The US is the land of dreams because of primarily 2 reasons: enough talented folks willing to take big risks and enough risk-capital providers. Both these pillars for India have issues. Let me explain.
First, there are no true risk takers in India. Founders don't look at the bigger picture and they just want to make quick bucks. So they just end up copying what's working in the US or which idea has recently gotten funding in the US. All our so-called major success-stories are copies of Amazon, Uber, Stripe, WeWork, Paypal, Airbnb, Yelp, Instacart, Khan Academy, ClassPass, Fandango, Taskrabbit, Robinhood, Binance, Poshmark & the likes.
Even if a startup takes the difficult 'path not taken' and somehows breaks the shackles and shows good growth or profitability, 10 other copies spring up. After looking at Zerodha's profits, so many similar apps jumped into the market. After looking at Dream11's growth, 10 other fantasy gaming companies jumped. If Juspay showed payment orchestrating can also be a good business model, 5 other PG companies now want to launch their own orchestrator. And now you can see copies of SpaceX, SHEIN, Revolut, etc. hitting the market. I'm 100% sure a lot of wanna-be founders are planning to start pitching for a D2C Beauty brand (after reading the Minimalist news)

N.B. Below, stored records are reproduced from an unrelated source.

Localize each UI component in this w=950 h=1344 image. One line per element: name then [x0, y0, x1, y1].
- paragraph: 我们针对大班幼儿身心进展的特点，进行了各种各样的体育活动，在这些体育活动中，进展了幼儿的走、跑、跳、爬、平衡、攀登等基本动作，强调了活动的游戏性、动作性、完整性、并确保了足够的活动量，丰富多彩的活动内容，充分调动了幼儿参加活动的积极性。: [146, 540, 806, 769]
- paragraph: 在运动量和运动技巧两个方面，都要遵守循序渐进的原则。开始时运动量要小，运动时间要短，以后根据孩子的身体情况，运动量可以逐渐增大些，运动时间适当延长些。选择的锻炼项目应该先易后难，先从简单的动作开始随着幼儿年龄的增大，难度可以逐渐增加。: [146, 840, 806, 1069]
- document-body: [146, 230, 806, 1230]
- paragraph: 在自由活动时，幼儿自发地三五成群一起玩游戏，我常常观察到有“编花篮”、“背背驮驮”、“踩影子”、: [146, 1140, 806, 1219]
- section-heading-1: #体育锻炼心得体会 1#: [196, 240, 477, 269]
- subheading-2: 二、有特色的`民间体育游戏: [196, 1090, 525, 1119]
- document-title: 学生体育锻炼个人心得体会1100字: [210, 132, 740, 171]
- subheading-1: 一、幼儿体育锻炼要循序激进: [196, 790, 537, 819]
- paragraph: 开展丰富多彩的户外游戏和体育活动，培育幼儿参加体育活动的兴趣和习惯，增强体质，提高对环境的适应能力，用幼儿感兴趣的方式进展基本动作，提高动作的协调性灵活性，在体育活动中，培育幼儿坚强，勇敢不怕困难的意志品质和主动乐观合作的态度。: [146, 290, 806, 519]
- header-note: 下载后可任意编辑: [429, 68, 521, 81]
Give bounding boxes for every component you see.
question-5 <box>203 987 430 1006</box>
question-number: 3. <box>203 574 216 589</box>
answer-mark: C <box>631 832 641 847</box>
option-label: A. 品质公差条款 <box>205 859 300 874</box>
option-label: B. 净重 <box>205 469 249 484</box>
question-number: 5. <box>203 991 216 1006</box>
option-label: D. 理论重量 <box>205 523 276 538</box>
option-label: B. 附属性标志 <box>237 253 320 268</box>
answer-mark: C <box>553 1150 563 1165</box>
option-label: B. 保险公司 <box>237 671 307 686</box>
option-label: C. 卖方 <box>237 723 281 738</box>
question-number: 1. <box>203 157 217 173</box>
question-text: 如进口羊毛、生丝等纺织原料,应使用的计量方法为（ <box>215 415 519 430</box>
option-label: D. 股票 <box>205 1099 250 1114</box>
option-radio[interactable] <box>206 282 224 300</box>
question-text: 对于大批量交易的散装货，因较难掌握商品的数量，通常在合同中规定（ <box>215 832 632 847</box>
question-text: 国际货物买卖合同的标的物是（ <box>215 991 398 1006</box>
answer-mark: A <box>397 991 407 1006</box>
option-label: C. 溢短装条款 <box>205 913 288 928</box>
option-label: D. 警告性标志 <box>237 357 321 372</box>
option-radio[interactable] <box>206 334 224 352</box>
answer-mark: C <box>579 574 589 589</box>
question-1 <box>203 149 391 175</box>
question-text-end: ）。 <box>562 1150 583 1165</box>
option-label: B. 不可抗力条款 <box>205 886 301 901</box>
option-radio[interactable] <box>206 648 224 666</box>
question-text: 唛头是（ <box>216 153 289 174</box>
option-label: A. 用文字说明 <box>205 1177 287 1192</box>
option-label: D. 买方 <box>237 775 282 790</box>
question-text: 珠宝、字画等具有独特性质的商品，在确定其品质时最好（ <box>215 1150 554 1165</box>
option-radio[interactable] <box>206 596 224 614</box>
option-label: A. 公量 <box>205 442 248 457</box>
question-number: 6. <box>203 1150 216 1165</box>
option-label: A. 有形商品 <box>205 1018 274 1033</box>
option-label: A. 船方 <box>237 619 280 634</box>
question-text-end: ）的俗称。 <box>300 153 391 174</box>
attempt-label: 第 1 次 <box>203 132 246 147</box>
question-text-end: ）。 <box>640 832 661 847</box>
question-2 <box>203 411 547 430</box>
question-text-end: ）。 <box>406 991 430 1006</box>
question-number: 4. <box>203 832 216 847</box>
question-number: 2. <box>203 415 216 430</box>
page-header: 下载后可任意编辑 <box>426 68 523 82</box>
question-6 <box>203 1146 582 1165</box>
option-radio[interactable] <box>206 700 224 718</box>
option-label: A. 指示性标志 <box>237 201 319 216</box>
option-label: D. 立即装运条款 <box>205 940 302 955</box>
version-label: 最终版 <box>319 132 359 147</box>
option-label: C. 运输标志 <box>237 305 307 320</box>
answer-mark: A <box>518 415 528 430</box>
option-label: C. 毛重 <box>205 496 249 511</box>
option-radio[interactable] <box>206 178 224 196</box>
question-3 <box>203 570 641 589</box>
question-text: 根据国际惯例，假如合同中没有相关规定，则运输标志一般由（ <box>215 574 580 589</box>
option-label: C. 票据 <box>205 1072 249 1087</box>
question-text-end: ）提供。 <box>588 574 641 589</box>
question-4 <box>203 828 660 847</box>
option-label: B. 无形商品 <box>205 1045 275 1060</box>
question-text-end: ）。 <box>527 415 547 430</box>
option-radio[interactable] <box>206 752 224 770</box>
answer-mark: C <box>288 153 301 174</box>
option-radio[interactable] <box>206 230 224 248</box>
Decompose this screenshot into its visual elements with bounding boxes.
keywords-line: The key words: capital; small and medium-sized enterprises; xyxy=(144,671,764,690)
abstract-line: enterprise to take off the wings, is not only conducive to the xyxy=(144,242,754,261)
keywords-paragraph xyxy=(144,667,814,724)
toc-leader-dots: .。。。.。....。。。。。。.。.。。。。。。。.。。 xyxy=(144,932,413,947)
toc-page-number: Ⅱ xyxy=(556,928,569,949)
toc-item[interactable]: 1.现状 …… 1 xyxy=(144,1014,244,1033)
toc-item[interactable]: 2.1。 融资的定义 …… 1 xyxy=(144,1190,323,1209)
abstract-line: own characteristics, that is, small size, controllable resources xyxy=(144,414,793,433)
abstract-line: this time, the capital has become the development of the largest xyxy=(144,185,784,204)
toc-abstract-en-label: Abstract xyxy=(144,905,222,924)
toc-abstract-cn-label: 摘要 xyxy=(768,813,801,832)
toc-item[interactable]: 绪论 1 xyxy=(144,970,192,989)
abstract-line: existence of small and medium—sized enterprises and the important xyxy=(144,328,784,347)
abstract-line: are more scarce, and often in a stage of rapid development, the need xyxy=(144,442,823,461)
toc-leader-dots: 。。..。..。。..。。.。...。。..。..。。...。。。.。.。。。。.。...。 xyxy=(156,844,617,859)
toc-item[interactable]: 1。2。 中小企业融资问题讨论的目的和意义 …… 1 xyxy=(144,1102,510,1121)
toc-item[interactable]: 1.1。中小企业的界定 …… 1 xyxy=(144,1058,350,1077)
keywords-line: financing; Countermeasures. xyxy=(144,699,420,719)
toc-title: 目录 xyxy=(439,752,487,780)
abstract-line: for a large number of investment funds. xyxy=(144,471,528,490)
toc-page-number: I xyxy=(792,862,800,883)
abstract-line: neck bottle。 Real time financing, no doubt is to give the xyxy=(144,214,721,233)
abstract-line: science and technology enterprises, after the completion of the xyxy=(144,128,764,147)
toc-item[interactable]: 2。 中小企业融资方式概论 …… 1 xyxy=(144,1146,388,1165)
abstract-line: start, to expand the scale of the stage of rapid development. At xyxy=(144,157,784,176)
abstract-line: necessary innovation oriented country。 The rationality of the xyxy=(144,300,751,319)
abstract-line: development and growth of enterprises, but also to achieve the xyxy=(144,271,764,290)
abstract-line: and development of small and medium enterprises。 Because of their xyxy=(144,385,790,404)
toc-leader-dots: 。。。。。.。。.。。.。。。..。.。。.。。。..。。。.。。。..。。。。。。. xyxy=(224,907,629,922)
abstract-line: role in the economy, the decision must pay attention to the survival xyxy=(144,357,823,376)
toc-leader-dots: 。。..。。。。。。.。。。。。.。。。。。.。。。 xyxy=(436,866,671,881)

The only unique businesses we have built are labour based like Quick commerce, Urban Company, Swiggy/Zomato or they could grow because the govt decided to do something about the problems: UPI helped paytm, phonepe, etc.
Even if a startup is able to provide exit by IPO it is done in a very flimsy manner: all other co-founders are kicked out just before listing, wholesale sales are spiked so they can show good numbers temporarily. Are your companies this fragile that you have to make such changes when you IPO?
The Founders also lack conviction in their idea. Rather than hiring a good leadership team, some of them hire their cousins in critical roles (lol) and look for any opportunity to funnel out investors' money. They hire an army of 0-5 year experienced folks to make sure their control never goes away. The best startups in the US grew because they hired the best talent and gave generous ESOPs and made sure everyone is part of the journey and thus maximised their success rate.
On the other hand are the investors/VCs:
Copycat startups getting funded more is a reflection of their mentality - always take the easy path. For such startups PMF is kinda proven, TAM is also clear, so why not just copy and build for local consumption and we'll proudly call it the XYZ for Bharat.
They prefer to back high-energy super-salesy founders with mediocre ideas rather than regular people going after moon-shot innovative ideas.
They force the founders to kick out their angels by Series A/B because why should you give a spot on the captable to someone who took the maximum risk (/s).
India has immense potential to create groundbreaking startups. But for that to happen, both founders and investors need to break free from their risk-averse, shortcut-driven mindset. Until then, our ecosystem will remain a reflection of global successes, with little to show in terms of original innovation.